To Be or Not to Be

To Be or Not to Be

… that was never the question for a destitute theatre company from India, which hears that the Prince of Denmark is looking for actors. Fired by Hamlet draws upon Commedia dell’arte and physical theatre to talk about journeys made in hope.

Fired by Hamlet, Ashwath Bhatt, Michael Moritz, german director Michael Moritz, William Shakespeare, Theatre Garage Project, theatre, art, talk
During the rehearsals for Fired by Hamlet in Delhi. (Express Photo by Amit Mehra)
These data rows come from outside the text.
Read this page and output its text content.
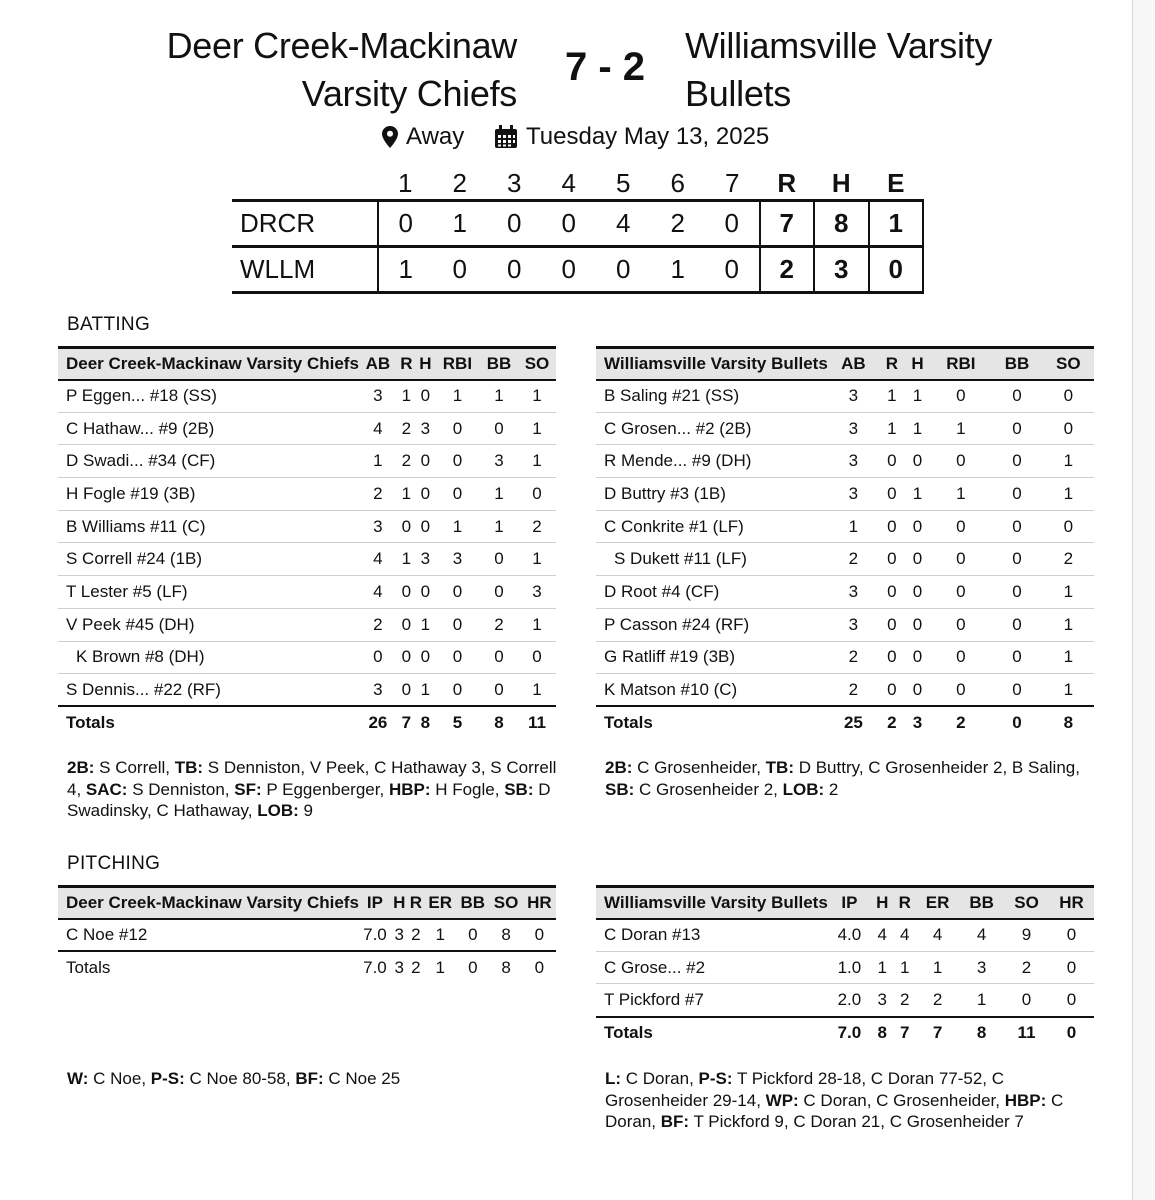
Deer Creek-Mackinaw
Varsity Chiefs
7 - 2 Williamsville Varsity
Bullets
Away	Tuesday May 13, 2025
	1	2	3	4	5	6	7	R	H	E
DRCR	0	1	0	0	4	2	0	7	8	1
WLLM	1	0	0	0	0	1	0	2	3	0
BATTING
Deer Creek-Mackinaw Varsity Chiefs	AB	R	H	RBI	BB	SO
P Eggen... #18 (SS)	3	1	0	1	1	1
C Hathaw... #9 (2B)	4	2	3	0	0	1
D Swadi... #34 (CF)	1	2	0	0	3	1
H Fogle #19 (3B)	2	1	0	0	1	0
B Williams #11 (C)	3	0	0	1	1	2
S Correll #24 (1B)	4	1	3	3	0	1
T Lester #5 (LF)	4	0	0	0	0	3
V Peek #45 (DH)	2	0	1	0	2	1
K Brown #8 (DH)	0	0	0	0	0	0
S Dennis... #22 (RF)	3	0	1	0	0	1
Totals	26	7	8	5	8	11
Williamsville Varsity Bullets	AB	R	H	RBI	BB	SO
B Saling #21 (SS)	3	1	1	0	0	0
C Grosen... #2 (2B)	3	1	1	1	0	0
R Mende... #9 (DH)	3	0	0	0	0	1
D Buttry #3 (1B)	3	0	1	1	0	1
C Conkrite #1 (LF)	1	0	0	0	0	0
S Dukett #11 (LF)	2	0	0	0	0	2
D Root #4 (CF)	3	0	0	0	0	1
P Casson #24 (RF)	3	0	0	0	0	1
G Ratliff #19 (3B)	2	0	0	0	0	1
K Matson #10 (C)	2	0	0	0	0	1
Totals	25	2	3	2	0	8
2B: S Correll, TB: S Denniston, V Peek, C Hathaway 3, S Correll 4, SAC: S Denniston, SF: P Eggenberger, HBP: H Fogle, SB: D Swadinsky, C Hathaway, LOB: 9
2B: C Grosenheider, TB: D Buttry, C Grosenheider 2, B Saling, SB: C Grosenheider 2, LOB: 2
PITCHING
Deer Creek-Mackinaw Varsity Chiefs	IP	H	R	ER	BB	SO	HR
C Noe #12	7.0	3	2	1	0	8	0
Totals	7.0	3	2	1	0	8	0
Williamsville Varsity Bullets	IP	H	R	ER	BB	SO	HR
C Doran #13	4.0	4	4	4	4	9	0
C Grose... #2	1.0	1	1	1	3	2	0
T Pickford #7	2.0	3	2	2	1	0	0
Totals	7.0	8	7	7	8	11	0
W: C Noe, P-S: C Noe 80-58, BF: C Noe 25	L: C Doran, P-S: T Pickford 28-18, C Doran 77-52, C Grosenheider 29-14, WP: C Doran, C Grosenheider, HBP: C Doran, BF: T Pickford 9, C Doran 21, C Grosenheider 7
TO TRAP the king who killed his father, Hamlet turns to theatre. “The play is the thing, wherein I’ll catch the conscience of the King,” he says with a manic gleam, and calls the production The Mousetrap. In a new play devised from William Shakespeare’s classic tragedy, Hamlet, a poor theatre company from India decides to audition for The Mousetrap. The hour-and-a-half-long play, Fired by Hamlet, presented by Theatre Garage Project, will be staged in Delhi this week.

Michael Moritz, a German director, whose formidable repertoire on stage, screen and television is pinned down by an inviolable ethic — every gesture is connected to the thoughts of the actor — has created the play with Delhi-based actors. Rehearsal at Siddharth Hall of Max Mueller Bhavan are intense affairs as the artistes strain against themselves to learn a different performance style.

As Magnifico, the owner of the theatre company, Ashwath Bhatt wears a suitably haunted look of one who has been cheated by fortune. When he notices a ray of hope in the chance to perform for Hamlet, Magnifico grasps at it with defiance.

“This opportunity I am going to cash. With this bunch that trusted me, I have to succeed,” he says. His voice rising to a crescendo, he announces, “We will strive and survive.” The motley group looks confused and then shout in one voice, “Yay.”


“Stop, stop. You have to give it more life. It doesn’t work if it can’t come from the heart. Try one more time, from the chest and into the face,” calls out Moritz, a faculty member at the Vienna Conservatory and writer of 11 crime novels.

The scene is replayed several times. During lunch, Moritz says, “I have watched a lot of Bollywood films. The funny characters play stupid, it is not the situation that is funny. Hamlet would say, ‘No, it is the situation that is important’. You can exaggerate but you have to be connected with yourself.”

Moritz had initially planned to work on Bertolt Brecht with actors he had trained in physical theatre as part of Funny Bones workshops last year and this year. “We finally decided to devise a comedy using the form and characters from Shakespeare and Commedia dell’arte . I could work with the body and invent scenes,” he says.

Commedia dell’arte is an Italian form from the 14th century, whose hallmark is the ease with which comedians played their parts so that they could “make tears flow or laughter ring”.

Characters such as Columbina (Amba Suhasini Jhala) in Fired by Hamlet are Commedia archetypes of beautiful women “who know how to play the game”; Stupido (Mohit Tiwari) and Harlequino (Sonmoni Sarmah) are named after their nature; Brigella (Shivam Pradhan) is a master of jugaad and Capitano (Yogendra) “once used to be a big man”.

“You have so many different elements in one play — from genres to archetypes to masks to slapstick to physicality. If you lose timing, the whole scene is gone. This is a difficult play because, in India, we are not used to physical comedy in this sense,” says Bhatt.
The play opens with the characters asleep under a red bedsheet made from a stage curtain. Only their feet are visible. To a haunting song by Olivia (Purnima Yengkokpam), they display the first signs of struggle when they pull the sheet this way and that to cover themselves and leave others cold. “In Commedia, every character is looking for his advantage. In Fired by Hamlet, the characters are not hungry, they are dying of hunger,” says Moritz.

Starvation is bringing out their ugly side. When young Olivia is caught with lipstick from the green-room supplies, Columbina hits upon a plan to prostitute her for food. “She is pretty enough for the shopkeeper. Pretty enough to get us some food, oh, the shopkeeper around the corner would like that very much,” she says.

“No, no, no. Keep it clear. No colouring because, the thing is, you know, this is very emotional. Keep it dry or it stops being strong,” says Moritz.

Jhala, who graduated in classical acting from the London Academy of Music and Dramatic Art in 2009, picks up the dynamics of the moment to the director’s satisfaction and the play moves on to the next scene of fear, ambition and self-interest.